Entre el miedo y la ambición

Fausto Jaramillo Y.

Cuentan que en cierta ocasión Joseph Stalin, el líder de la antigua Unión Soviética, pidió a uno de sus colaboradores que trajera a una sesión de gobierno un gallo vivo. El encargado lo hizo y en plena reunión, Stalin, tomando del cuello del ave, empezó a arrancar, una a una, las plumas del gallo. El dolor, para el ave, debe haber alcanzado niveles demenciales y su sufrimiento aún mayor al no poder huir de la tortura y no poder hacer nada para defenderse.

Luego de esa cruel acción, Stalin soltó al gallo, al tiempo que dejaba caer unos granos de maíz. Se levantó y caminando por la sala siguió dejando caer granos de maíz, mientras el ave le seguía, desnudo y sangrante, por la sala tratando de comer los pocos granos de maíz.

Stalin, entonces, explicó a sus colaboradores más cercanos que esa era la forma de gobernar un pueblo, pues, no importaba el dolor que podía causar las medidas tomadas desde el Kremlin, si paralelamente se dejaba caer míseras obras, el pueblo seguiría fielmente a su líder.

No estoy seguro de que la anécdota sea verdadera, tampoco si corresponde a Stalin, pero lo verdaderamente importante es la actitud de un tirano y la sumisión que puede invadir a un pueblo.
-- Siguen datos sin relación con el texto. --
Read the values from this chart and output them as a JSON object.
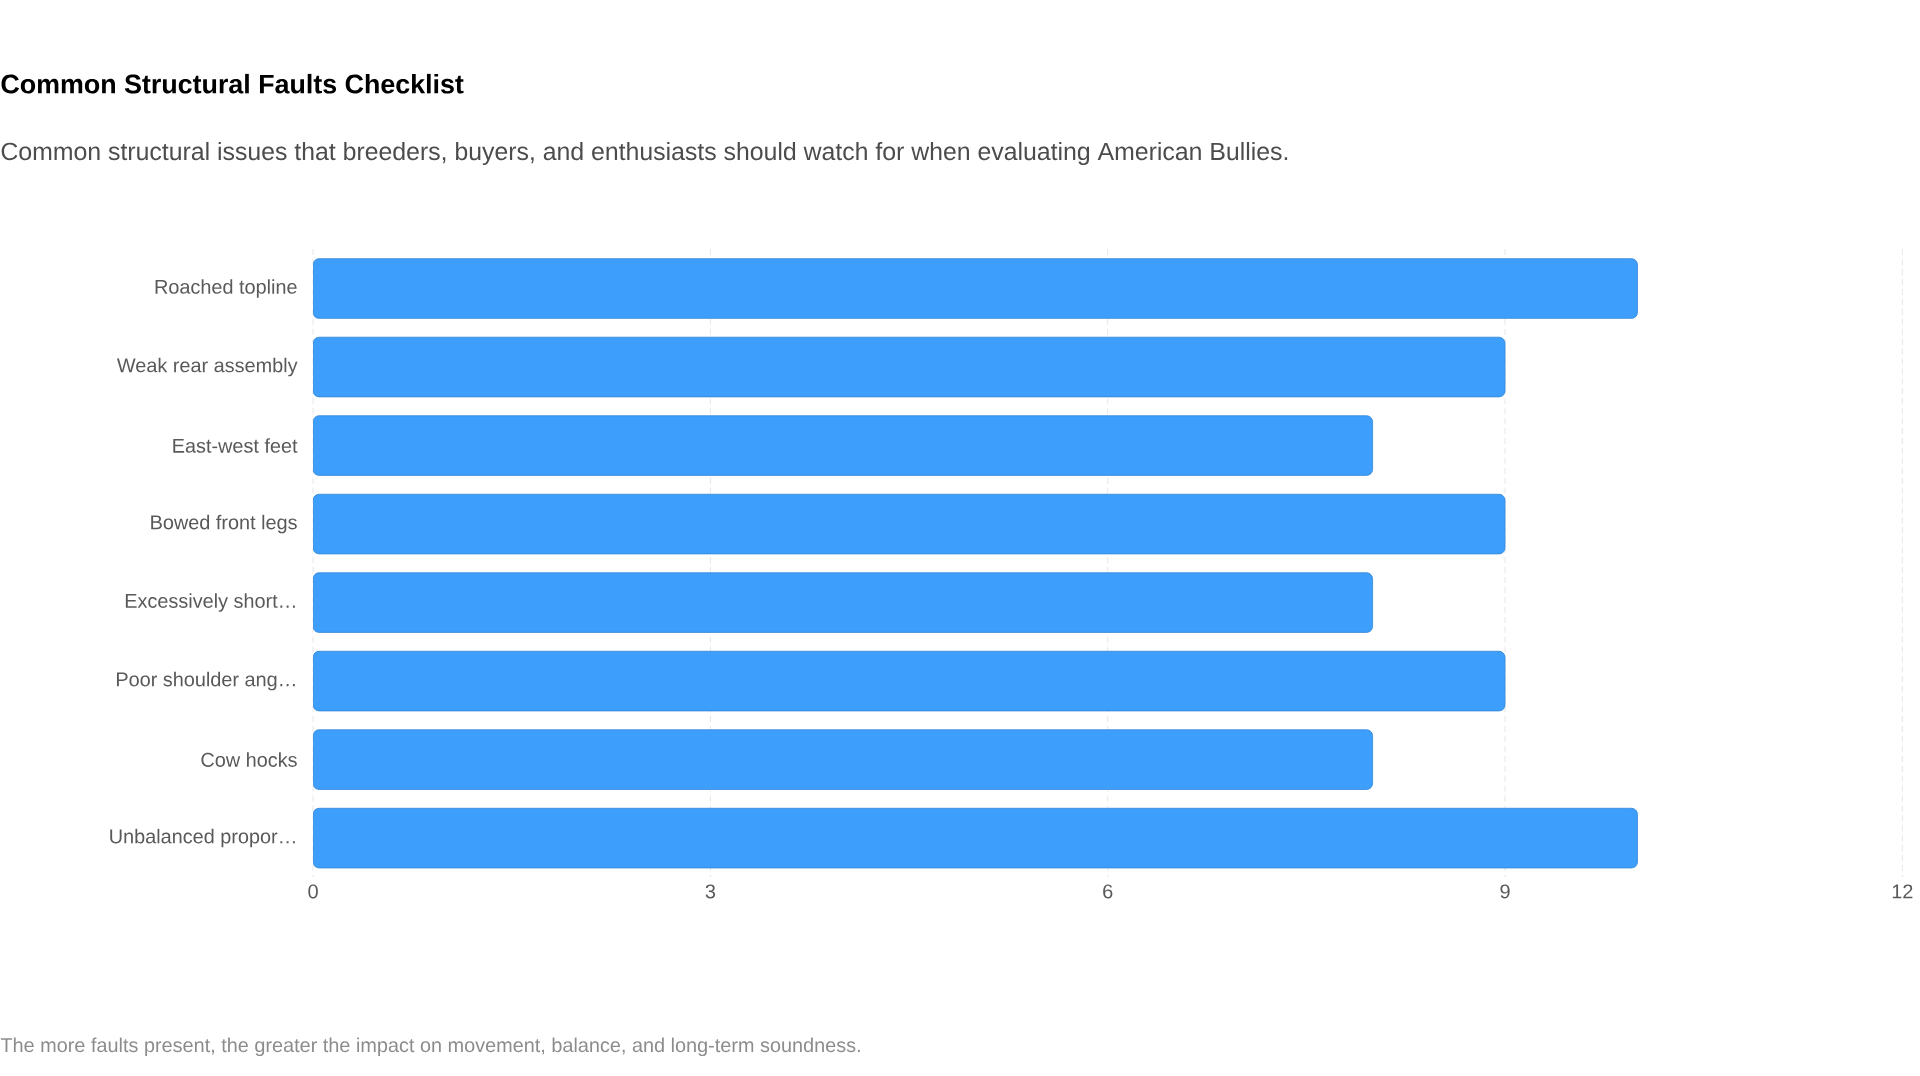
{
  "chart_data": {
    "type": "bar",
    "orientation": "horizontal",
    "title": "Common Structural Faults Checklist",
    "subtitle": "Common structural issues that breeders, buyers, and enthusiasts should watch for when evaluating American Bullies.",
    "categories": [
      "Roached topline",
      "Weak rear assembly",
      "East-west feet",
      "Bowed front legs",
      "Excessively short…",
      "Poor shoulder ang…",
      "Cow hocks",
      "Unbalanced propor…"
    ],
    "values": [
      10,
      9,
      8,
      9,
      8,
      9,
      8,
      10
    ],
    "color": "#3d9efc",
    "xlim": [
      0,
      12
    ],
    "xticks": [
      0,
      3,
      6,
      9,
      12
    ],
    "grid": "x",
    "annotations": [
      "The more faults present, the greater the impact on movement, balance, and long-term soundness."
    ]
  }
}
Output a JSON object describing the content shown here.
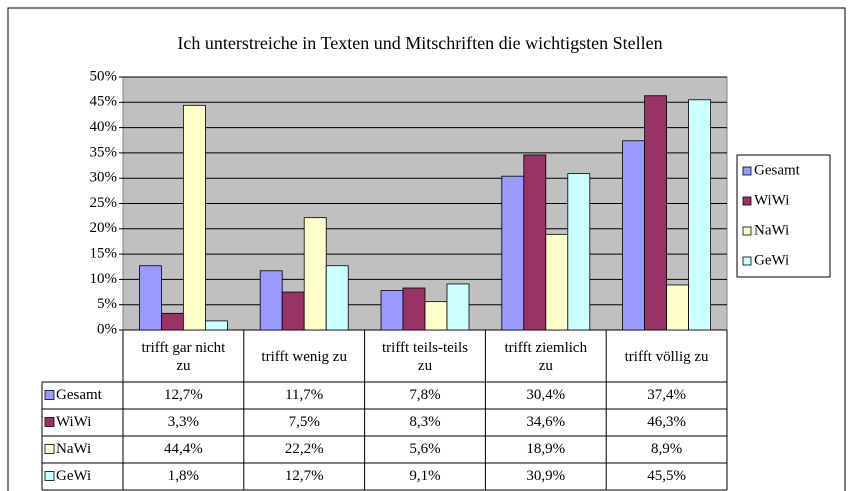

En primer lugar debemos reconocer que el miedo es paralizante. Cuando se amenaza, se persigue y en ocasiones se usa la violencia verbal o física, incluso la tortura y la muerte, el pueblo permanece absorto en su miseria y no se atreve a enfrentar al tirano. Si a eso se añade una dosis publicitaria de obras de relumbrón y se añade ciertas medidas falaces de mentiras y engaños en un fingido bienestar social, los resultados no pueden ser otros que la sumisión, en ocasiones total y absoluta, de grandes conglomerados sociales, a la voluntad del líder mesiánico, mientras éste sonríe sardónicamente de sus logros.

La historia está llena de ejemplos similares, basta recordar en el siglo XX a tiranos como el propio Stalin, a Hitler, a Mussolini, a Maozedong, Idi Amí Dada y Fidel Castro, como para temblar ante la posible veracidad de la anécdota.

La Educación, así con mayúsculas, es el único antídoto conocido contra este mal. El ciudadano educado, ilustrado no permite que vulneren sus derechos y opone su dignidad a comer las migajas que le arrojan desde el Poder.

No se sabe qué dijeron los asistentes a ese acto inhumano que contemplaron ese acto de barbarie, pero no es difícil adivinar que no habrán dicho o hecho nada, ni siquiera un ligero gesto de repudio moral, porque si lo hubieran hecho, habrían tenido que abandonar las mieles del poder y de la engañosa riqueza que todo tirano arroja a los suyos.